第2話 一人目接近中 1

 翌週明け。

「あぁ、疲れた」

 溜息交じりに零して、コキコキと首を左右に動かし席を立つ。廊下に出れば、今日も営業の方からはまだまだ活気付いている雰囲気が漂ってきていた。

「営業じゃなくて、ホントよかった」

 こんな日にまでお仕事ご苦労様、と申し訳なく息を漏らしてエレベーターへ向かっていると、そこに矢野がいた。

「お疲れ、矢野」

「あ、咲子さん。偶然ですねぇ。運命ですねぇ。愛ですねぇ」

「あのね」

 疲れを知らない若者の矢野はテンション高めで、今日も笑顔を振りまいている。

「いつも元気だよね」

「咲子さんに会っちゃったら、元気百倍。疲れなんて、吹っ飛びますから」

 半ば呆れ気味で言ったのだけれど、あまり通じていないようすだ。矢野がにししと笑うと、エレベーターのドアが丁度開いた。

「どうぞ」

 ボタンを押した矢野が、紳士的に私を中へ促した。

「ありがと」

「密室に二人っきりですね。なんか照れちゃいますよ、僕。
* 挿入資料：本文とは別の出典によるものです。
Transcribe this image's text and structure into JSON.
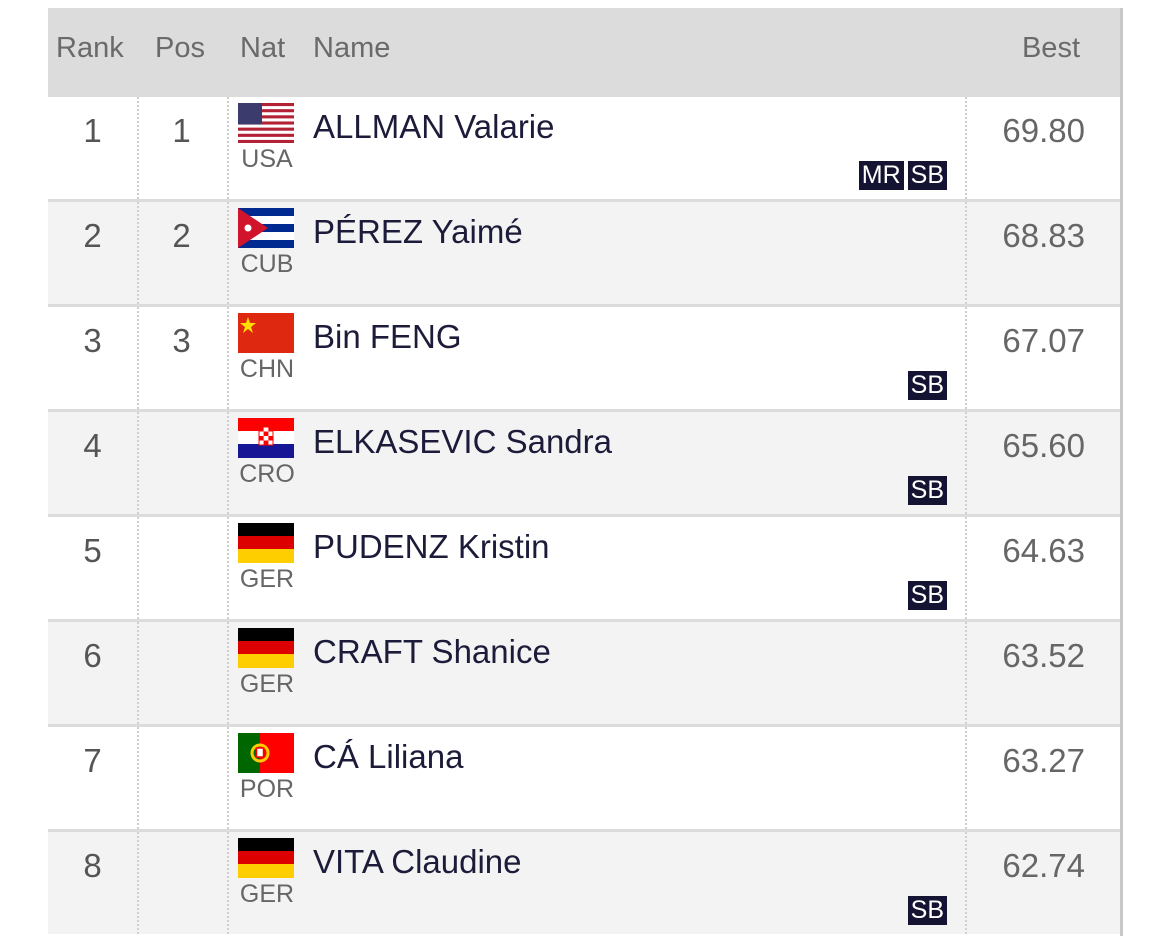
{
  "table": {
    "header": [
      "Rank",
      "Pos",
      "Nat",
      "Name",
      "Best"
    ],
    "rows": [
      {
        "rank": "1",
        "pos": "1",
        "nat": "USA",
        "name": "ALLMAN Valarie",
        "badges": [
          "MR",
          "SB"
        ],
        "best": "69.80"
      },
      {
        "rank": "2",
        "pos": "2",
        "nat": "CUB",
        "name": "PÉREZ Yaimé",
        "best": "68.83"
      },
      {
        "rank": "3",
        "pos": "3",
        "nat": "CHN",
        "name": "Bin FENG",
        "badges": [
          "SB"
        ],
        "best": "67.07"
      },
      {
        "rank": "4",
        "nat": "CRO",
        "name": "ELKASEVIC Sandra",
        "badges": [
          "SB"
        ],
        "best": "65.60"
      },
      {
        "rank": "5",
        "nat": "GER",
        "name": "PUDENZ Kristin",
        "badges": [
          "SB"
        ],
        "best": "64.63"
      },
      {
        "rank": "6",
        "nat": "GER",
        "name": "CRAFT Shanice",
        "best": "63.52"
      },
      {
        "rank": "7",
        "nat": "POR",
        "name": "CÁ Liliana",
        "best": "63.27"
      },
      {
        "rank": "8",
        "nat": "GER",
        "name": "VITA Claudine",
        "badges": [
          "SB"
        ],
        "best": "62.74"
      }
    ]
  }
}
てか、嬉しいなぁ」

 ドアが閉まってすぐ、誰も乗り合わせないエレベーター内で、矢野が冗談を言って笑う。

「矢野と二人っきりでもねぇ」

 仕方ないでしょうよ。とばかりに零すと、矢野が真面目な顔をした。

「僕と二人じゃ駄目ですか?」

「何言ってんの」

 いつもの冗談だろうと矢野を見返すと、これでも結構真面目に言ってるんですけど。なんてぶつくさ零された。

 そのうちに一階へ着き、ドアが開く。

「密室終了ー」

 若干不貞腐れている矢野に言って廊下へ出る。

「咲子さん、今日は真っ直ぐ帰るんですか?」

 出口に向かって颯爽と歩き出したら、ササッと隣に並ぶ矢野が擦り寄るようにして訊ねてきた。

「なんで?」

「飲みにいきませんか?」

「矢野と?」

「はい。僕と」

 ニコニコと言われてしまうと、なんと応えていいものやら。

「たまには、後輩におごってくださいよ」

「そういうのは、直の上司にいいなよ。国澤に」

「国澤さんと飲んでも意味ないじゃないですか」

「あのね。意味ないって、失礼な。大体、私とだと意味があるみたいじゃないのよ」

「ありますよ。大有りですよ」

「ほほぉ。その意味、とくと聞かせてもらおうじゃないの」

「解りました。じゃあ、飲みにいきましょう」

 そういうと、矢野は私の手を引き強引に歩き出した。